Jedes Bauprodukt hat eine Geschichte: Rohstoffe werden gewonnen, Materialien verarbeitet, Komponenten transportiert, Produkte hergestellt, eingebaut, genutzt und irgendwann entsorgt oder recycelt.
Eine Lebenszyklusanalyse, kurz LCA, macht diese Geschichte messbar. Sie zeigt, welche Umweltwirkungen ein Produkt über seinen Lebensweg verursacht, zum Beispiel durch Energieverbrauch, Rohstoffe, Transporte oder Entsorgung.

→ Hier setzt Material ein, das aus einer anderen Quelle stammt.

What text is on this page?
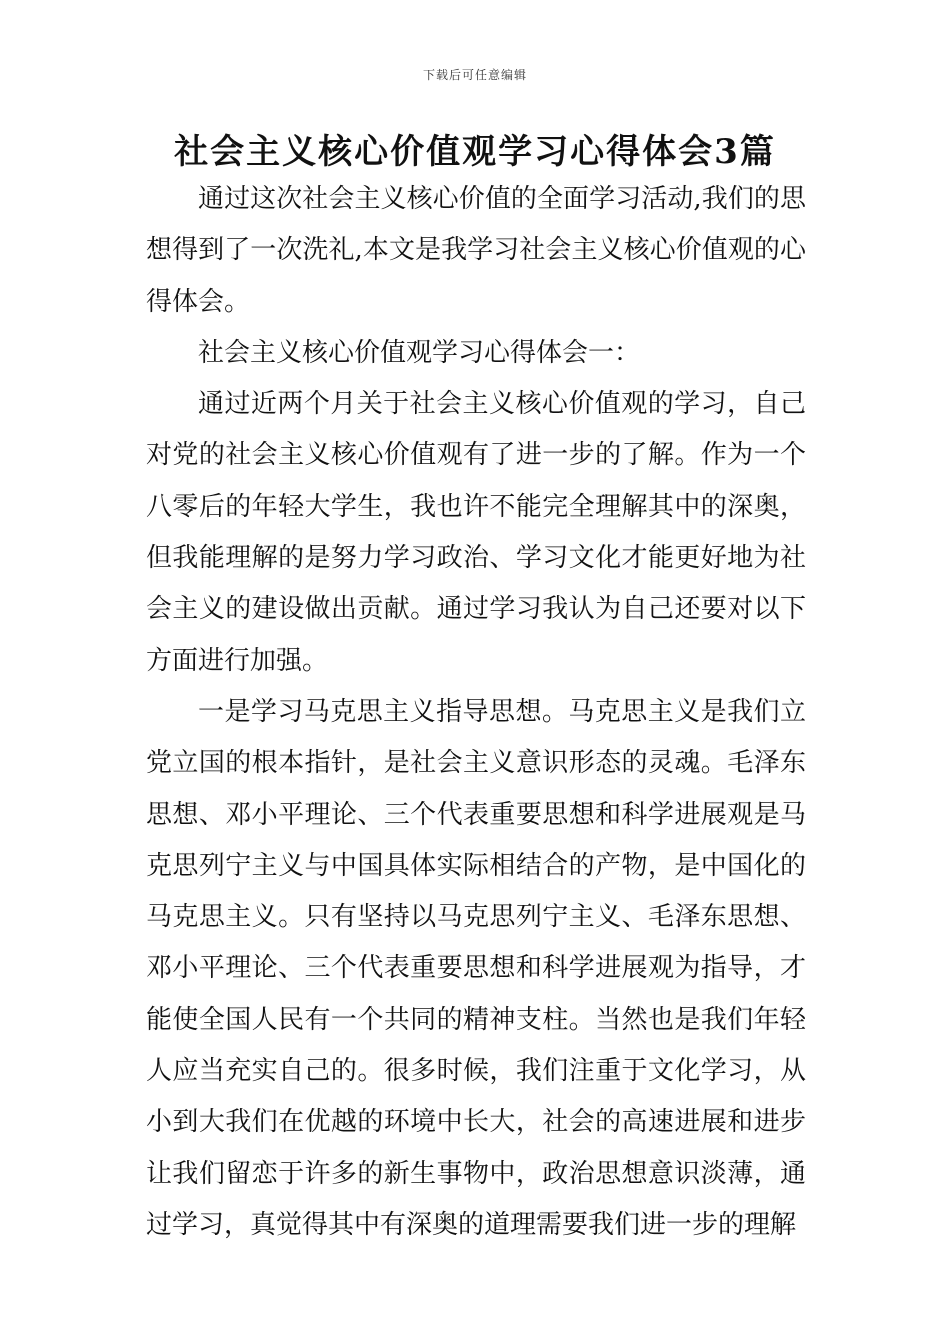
下载后可任意编辑
社会主义核心价值观学习心得体会3篇

通过这次社会主义核心价值的全面学习活动,我们的思想得到了一次洗礼,本文是我学习社会主义核心价值观的心得体会。

社会主义核心价值观学习心得体会一：

通过近两个月关于社会主义核心价值观的学习，自己对党的社会主义核心价值观有了进一步的了解。作为一个八零后的年轻大学生，我也许不能完全理解其中的深奥，但我能理解的是努力学习政治、学习文化才能更好地为社会主义的建设做出贡献。通过学习我认为自己还要对以下方面进行加强。

一是学习马克思主义指导思想。马克思主义是我们立党立国的根本指针，是社会主义意识形态的灵魂。毛泽东思想、邓小平理论、三个代表重要思想和科学进展观是马克思列宁主义与中国具体实际相结合的产物，是中国化的马克思主义。只有坚持以马克思列宁主义、毛泽东思想、邓小平理论、三个代表重要思想和科学进展观为指导，才能使全国人民有一个共同的精神支柱。当然也是我们年轻人应当充实自己的。很多时候，我们注重于文化学习，从小到大我们在优越的环境中长大，社会的高速进展和进步让我们留恋于许多的新生事物中，政治思想意识淡薄，通过学习，真觉得其中有深奥的道理需要我们进一步的理解
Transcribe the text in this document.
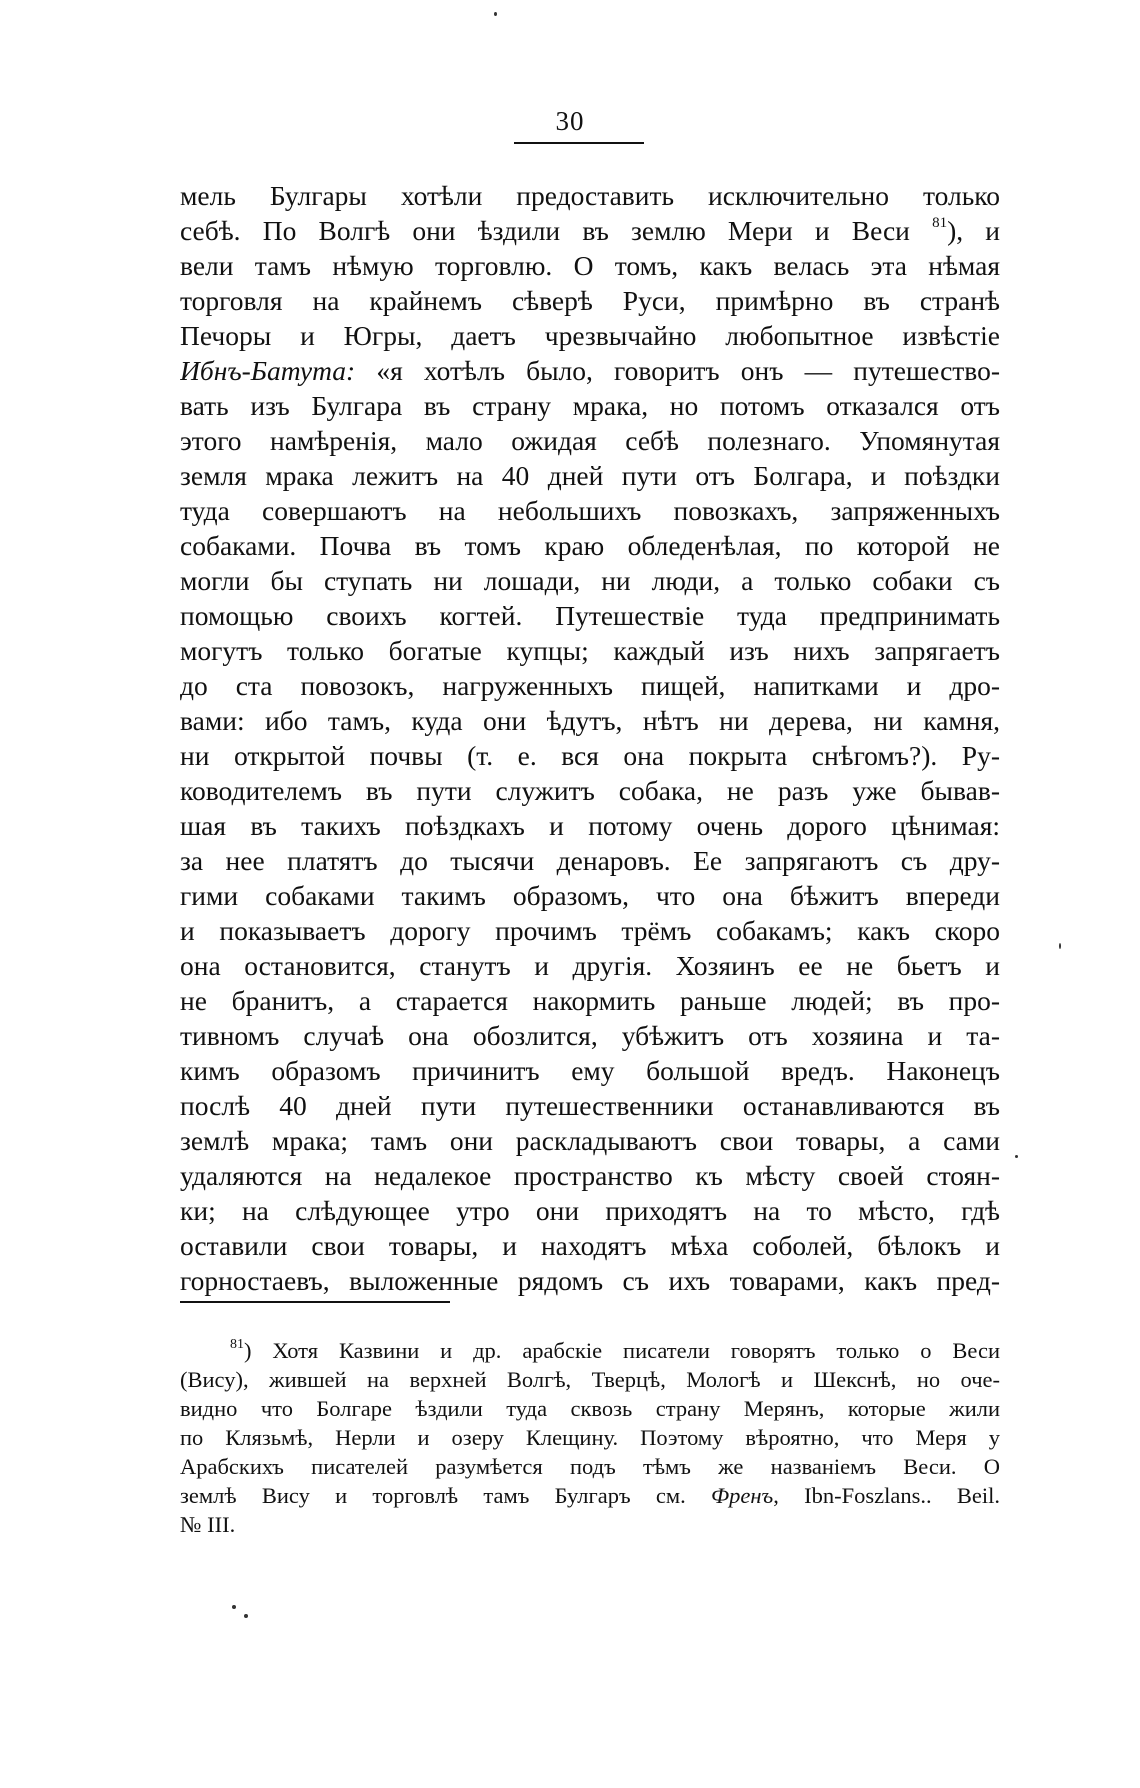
30
мель Булгары хотѣли предоставить исключительно только
себѣ. По Волгѣ они ѣздили въ землю Мери и Веси $^{81}$), и
вели тамъ нѣмую торговлю. О томъ, какъ велась эта нѣмая
торговля на крайнемъ сѣверѣ Руси, примѣрно въ странѣ
Печоры и Югры, даетъ чрезвычайно любопытное извѣстіе
Ибнъ-Батута: «я хотѣлъ было, говоритъ онъ — путешество-
вать изъ Булгара въ страну мрака, но потомъ отказался отъ
этого намѣренія, мало ожидая себѣ полезнаго. Упомянутая
земля мрака лежитъ на 40 дней пути отъ Болгара, и поѣздки
туда совершаютъ на небольшихъ повозкахъ, запряженныхъ
собаками. Почва въ томъ краю обледенѣлая, по которой не
могли бы ступать ни лошади, ни люди, а только собаки съ
помощью своихъ когтей. Путешествіе туда предпринимать
могутъ только богатые купцы; каждый изъ нихъ запрягаетъ
до ста повозокъ, нагруженныхъ пищей, напитками и дро-
вами: ибо тамъ, куда они ѣдутъ, нѣтъ ни дерева, ни камня,
ни открытой почвы (т. е. вся она покрыта снѣгомъ?). Ру-
ководителемъ въ пути служитъ собака, не разъ уже бывав-
шая въ такихъ поѣздкахъ и потому очень дорого цѣнимая:
за нее платятъ до тысячи денаровъ. Ее запрягаютъ съ дру-
гими собаками такимъ образомъ, что она бѣжитъ впереди
и показываетъ дорогу прочимъ трёмъ собакамъ; какъ скоро
она остановится, станутъ и другія. Хозяинъ ее не бьетъ и
не бранитъ, а старается накормить раньше людей; въ про-
тивномъ случаѣ она обозлится, убѣжитъ отъ хозяина и та-
кимъ образомъ причинитъ ему большой вредъ. Наконецъ
послѣ 40 дней пути путешественники останавливаются въ
землѣ мрака; тамъ они раскладываютъ свои товары, а сами
удаляются на недалекое пространство къ мѣсту своей стоян-
ки; на слѣдующее утро они приходятъ на то мѣсто, гдѣ
оставили свои товары, и находятъ мѣха соболей, бѣлокъ и
горностаевъ, выложенные рядомъ съ ихъ товарами, какъ пред-
$^{81}$) Хотя Казвини и др. арабскіе писатели говорятъ только о Веси
(Вису), жившей на верхней Волгѣ, Тверцѣ, Мологѣ и Шекснѣ, но оче-
видно что Болгаре ѣздили туда сквозь страну Мерянъ, которые жили
по Клязьмѣ, Нерли и озеру Клещину. Поэтому вѣроятно, что Меря у
Арабскихъ писателей разумѣется подъ тѣмъ же названіемъ Веси. О
землѣ Вису и торговлѣ тамъ Булгаръ см. Френъ, Ibn-Foszlans.. Beil.
№ III.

Damit diese Bewertung nicht beliebig ist, folgt sie klaren Regeln. Die internationalen Normen
ISO 14040 und ISO 14044 legen fest, wie eine LCA aufgebaut sein muss.
Vereinfacht besteht sie aus zwei zentralen Teilen: In der Sachbilanz wird gesammelt, was in das Produkt
hineingeht und was herauskommt, also Materialien, Energie, Abfälle und Emissionen. In der
Wirkungsabschätzung wird daraus berechnet, welche Umweltwirkungen daraus entstehen, etwa Treibhauspotenziale oder Ressourcenverbräuche.

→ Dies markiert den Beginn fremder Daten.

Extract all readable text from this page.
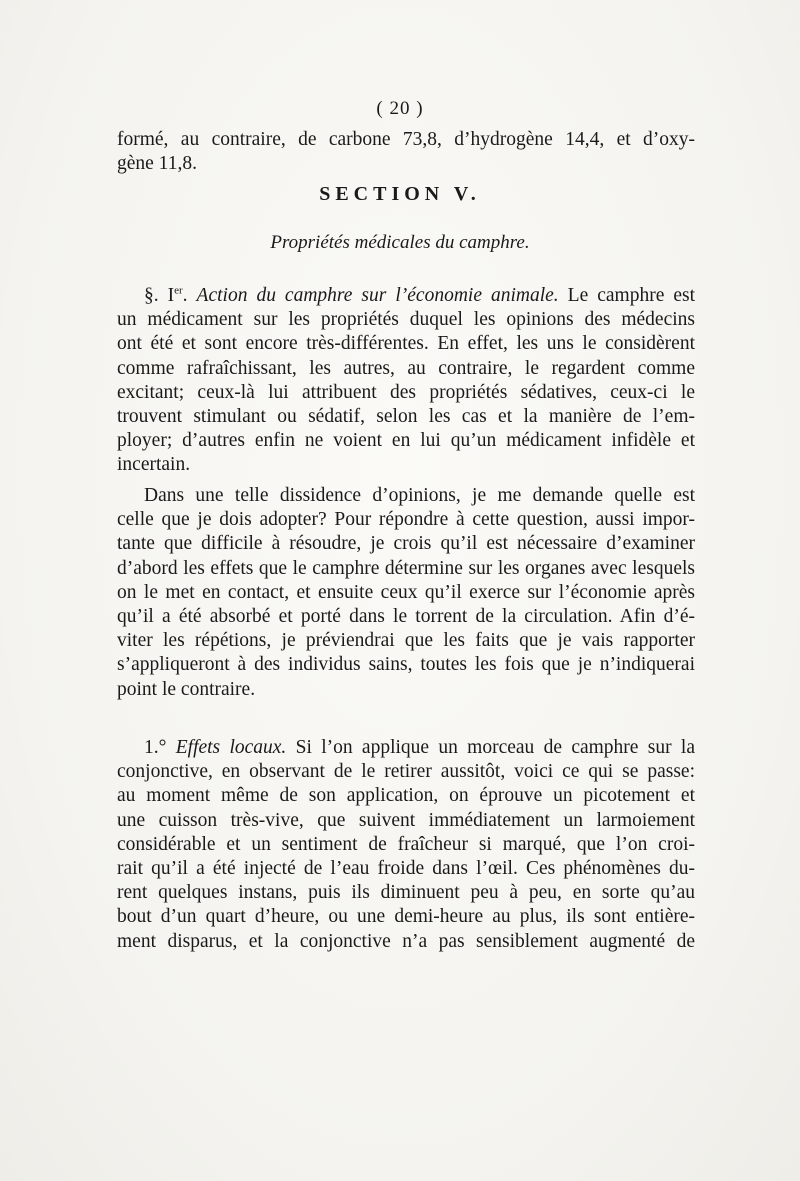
( 20 )
formé, au contraire, de carbone 73,8, d’hydrogène 14,4, et d’oxy-
gène 11,8.
SECTION V.
Propriétés médicales du camphre.
§. Ier. Action du camphre sur l’économie animale. Le camphre est
un médicament sur les propriétés duquel les opinions des médecins
ont été et sont encore très-différentes. En effet, les uns le considèrent
comme rafraîchissant, les autres, au contraire, le regardent comme
excitant; ceux-là lui attribuent des propriétés sédatives, ceux-ci le
trouvent stimulant ou sédatif, selon les cas et la manière de l’em-
ployer; d’autres enfin ne voient en lui qu’un médicament infidèle et
incertain.
Dans une telle dissidence d’opinions, je me demande quelle est
celle que je dois adopter? Pour répondre à cette question, aussi impor-
tante que difficile à résoudre, je crois qu’il est nécessaire d’examiner
d’abord les effets que le camphre détermine sur les organes avec lesquels
on le met en contact, et ensuite ceux qu’il exerce sur l’économie après
qu’il a été absorbé et porté dans le torrent de la circulation. Afin d’é-
viter les répétions, je préviendrai que les faits que je vais rapporter
s’appliqueront à des individus sains, toutes les fois que je n’indiquerai
point le contraire.
1.° Effets locaux. Si l’on applique un morceau de camphre sur la
conjonctive, en observant de le retirer aussitôt, voici ce qui se passe:
au moment même de son application, on éprouve un picotement et
une cuisson très-vive, que suivent immédiatement un larmoiement
considérable et un sentiment de fraîcheur si marqué, que l’on croi-
rait qu’il a été injecté de l’eau froide dans l’œil. Ces phénomènes du-
rent quelques instans, puis ils diminuent peu à peu, en sorte qu’au
bout d’un quart d’heure, ou une demi-heure au plus, ils sont entière-
ment disparus, et la conjonctive n’a pas sensiblement augmenté de
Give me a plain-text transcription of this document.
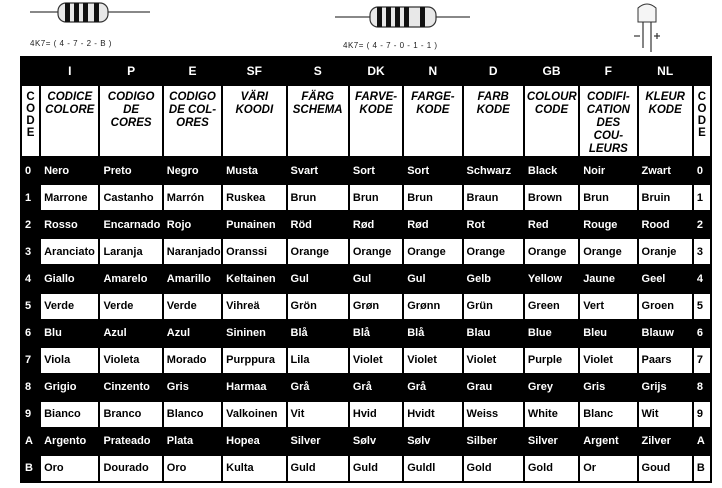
4K7= ( 4 - 7 - 2 - B )	4K7= ( 4 - 7 - 0 - 1 - 1 )
	I	P	E	SF	S	DK	N	D	GB	F	NL	
C
O
D
E	CODICE COLORE	CODIGO DE CORES	CODIGO DE COL-ORES	VÄRI KOODI	FÄRG SCHEMA	FARVE-KODE	FARGE-KODE	FARB KODE	COLOUR CODE	CODIFI-CATION DES COU-LEURS	KLEUR KODE	C
O
D
E

0	Nero	Preto	Negro	Musta	Svart	Sort	Sort	Schwarz	Black	Noir	Zwart	0
1	Marrone	Castanho	Marrón	Ruskea	Brun	Brun	Brun	Braun	Brown	Brun	Bruin	1
2	Rosso	Encarnado	Rojo	Punainen	Röd	Rød	Rød	Rot	Red	Rouge	Rood	2
3	Aranciato	Laranja	Naranjado	Oranssi	Orange	Orange	Orange	Orange	Orange	Orange	Oranje	3
4	Giallo	Amarelo	Amarillo	Keltainen	Gul	Gul	Gul	Gelb	Yellow	Jaune	Geel	4
5	Verde	Verde	Verde	Vihreä	Grön	Grøn	Grønn	Grün	Green	Vert	Groen	5
6	Blu	Azul	Azul	Sininen	Blå	Blå	Blå	Blau	Blue	Bleu	Blauw	6
7	Viola	Violeta	Morado	Purppura	Lila	Violet	Violet	Violet	Purple	Violet	Paars	7
8	Grigio	Cinzento	Gris	Harmaa	Grå	Grå	Grå	Grau	Grey	Gris	Grijs	8
9	Bianco	Branco	Blanco	Valkoinen	Vit	Hvid	Hvidt	Weiss	White	Blanc	Wit	9
A	Argento	Prateado	Plata	Hopea	Silver	Sølv	Sølv	Silber	Silver	Argent	Zilver	A
B	Oro	Dourado	Oro	Kulta	Guld	Guld	Guldl	Gold	Gold	Or	Goud	B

Damit ist die LCA mehr als eine einzelne Berechnung. Sie ist die Datenbasis für belastbare
Nachhaltigkeitsbewertung. Auf ihr bauen EPDs, Product Carbon Footprints, Reduktionsstrategien und viele
regulatorische Nachweise auf. Wer einmal sauber rechnet, schafft also nicht nur einen Bericht, sondern
eine Grundlage, die mehrfach genutzt und wiederverwendet werden kann.
Für Bauproduktehersteller wird diese Grundlage immer wichtiger. Durch neue Berichtspflichten wie die
CSRD müssen große Unternehmen ihre Nachhaltigkeitsdaten detaillierter offenlegen.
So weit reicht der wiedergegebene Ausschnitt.